Pundits have said the reports were a “major wake-up call” about the unfairness of New Zealand’s tax system.
But, despite the major revelation, Luxon said he doesn’t understand why the political conversation has returned to tax.
“It looks like Labour, yet again, wants to go back to introducing a capital gains tax or a wealth tax,” the National leader told AM on Thursday.
“Chris Hipkins, on your show, [was] sitting on the fence – neither ruling it in or ruling it out.
“[The] previous Prime Minister’s been really clear about it because it really is dangerous having it as an open question in the economy,” Luxon said, referring to Jacinda Ardern’s refusal to introduce a capital gains tax while she was PM.
Luxon said talk of a capital gains tax was a “massive distraction”.
When AM host Ryan Bridge asked Luxon his personal beliefs on whether “uber-rich” people were paying their fair share of tax, the National leader didn’t give a clear answer.
“The issue really clearly is this is about good economic management and actually the wealthy and what they own, frankly, is irrelevant to the woman that I met at a budgeting service recently about to lose her home because this Government has mismanaged the economy.”
Luxon said the tax system was already “broadly fair and progressive”.
“Why are we having a conversation and distraction?
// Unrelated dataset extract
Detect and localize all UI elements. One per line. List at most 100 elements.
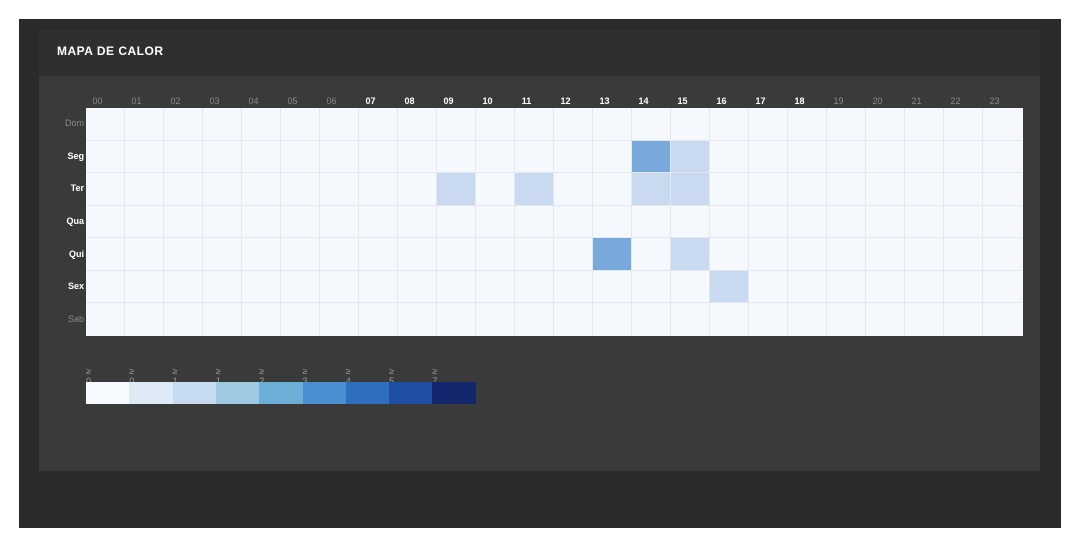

The wealthy are not the problem here – the problem is the Government and the cause of the problem is the Government’s spending and printing of money and shutting the economy down and restricting growth.
“I’m not going to spend money like this Government’s spending money,” Luxon told Bridge.
National is proposing to adjust tax thresholds to inflation, meaning the brackets would be increased to help with the cost of living.
Discussing the IRD report with AM later on Thursday, Parker said the current tax system wasn’t fair.
“We have proven the effective tax rate of the super-wealthy and it is less than half. Sometimes it’s a third, actually, of what middle-income earners pay.
“From my perspective the tax system, at the moment, is unfair.”
Even after the IRD report’s release, Labour refuses to be drawn on what the party’s tax policy will consist of.
“We’re not playing the ‘rule it in or rule it out’ game – you’ll know our tax policy before the election,” Parker said.